Too much salt and aldosterone leads to high blood pressure, tissue damage

Nearly 40 percent of the small adrenal tumors that cause big problems with high blood pressure share a genetic mutation that causes patients to retain too much sodium, researchers report.

The study of 47 human, benign adrenal gland tumors also showed a mutation of the gene KCNJ5 is twice as likely to occur in women - 71 versus 29 percent - as it points to potential new treatments for some patients who don't respond to current hypertension regimens, said Dr. William E. Rainey, Scientific Director of the Adrenal Center at Georgia Health Sciences University.

Addititionally, when scientists put the mutated gene into an adrenal cell, it immediately starts producing the sodium-retaining hormone aldosterone. "We found it turned on a whole series of genes that cause the cell to produce aldosterone," Rainey said.

Typically, KCNJ5 appears to help normalize levels of the sodium-retaining hormone aldosterone by regulating how much potassium is pumped in and out of aldosterone-producing cells on the outer layer of the adrenal glands. Abnormal protein produced by the mutated gene alters the cells' electrical status.

"When this gene has a mutation, the cells lose control and just start producing aldosterone all the time," said Rainey, corresponding author of the study in the Journal of Clinical Endocrinology and Metabolism.

"The combination of too much salt and too much of this hormone leads to high blood pressure and tissue damage," said Rainey. He notes that the vast majority of the 311 million Americans consume too much salt, even if they never pick up a salt shaker, because of high content in breads, processed and fast foods and the like. An estimated 33 percent of Americans are hypertensive and an estimated 1 in 10 have adrenal problems as the cause.

A 2011 study led by Yale University and published in the journal Science showed that the tumors had a KCNJ5 mutation. GHSU researchers, along with colleagues at University of Michigan Medical School, Ann Arbor; University of Torino and University of Padova, Italy; University of Texas Southwestern Medical Center, Dallas; and Keio University,Tokyo linked the gene to aldosterone production.

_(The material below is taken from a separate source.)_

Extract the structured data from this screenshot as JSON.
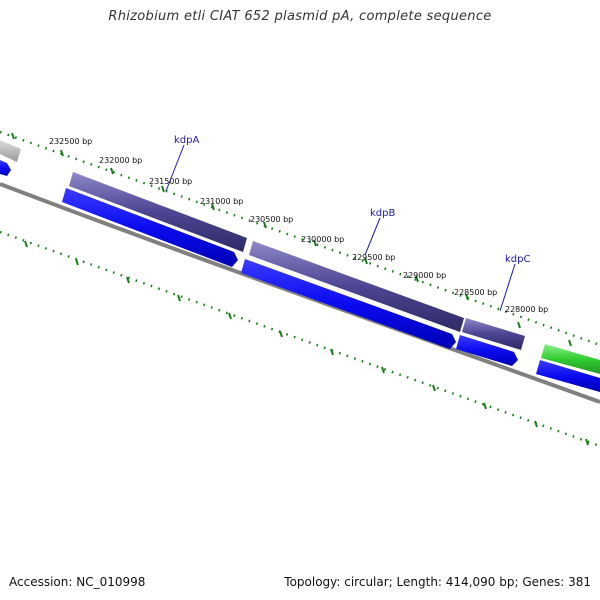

Now the GHSU Adrenal Center is moving forward with studies to determine why women with adrenal tumors have more of the mutated gene - Rainey suspects it's estrogen-related. They also want to know if any of the dozen potassium channel inhibitors already on the market for heart and other disorders can help these patients as well.

Rainey said the gene mutation is one that occurs after birth - when most mutations occur - and the cause is unknown. About half the people who produce too much aldosterone have tumors, which tend to affect only one of the 2-by-1-inch glands that sit like hats on top of the two kidneys and surgical removal typically fixes their problem. Unexplained enlargement of both glands likely also has a genetic basis and may be medically managed, Rainey said.

One of the many goals of the GHSU Adrenal Center, one of a handful of multidisciplinary centers in the nation, is to better define genes which can result in whole families being impacted. To date, only three genes are known to contribute to the familial form. Aldosterone excess, by whatever means, also is suspected when people under age 40 become hypertensive for no other obvious reason.

The adrenals are extremly efficient glands, producing three additional hormone groups that help maintain homeostasis including cortisol needed for glucose/carbohydrate metabolism, weak sex steroids that likely are the major source of androgens, or male hormones, in women; and the fight or flight hormones epinephrine and norepinephrine. In the event both glands are removed, the vital hormones must be supplemented, Rainey said.

Patients typically come to the GHSU Adrenal Center with unexplained hypertension that isn't responding to traditional therapy. "They are typically on three or four medications and their blood pressure is still not under control," said Dr. Michael A. Edwards, Clinical Director of the Adrenal Center and Chief of the MCG Section of Minimally Invasive and Digestive Diseases Surgery. Computerized tomography done for other reasons can detect over-sized glands or tumors that may be the culprit.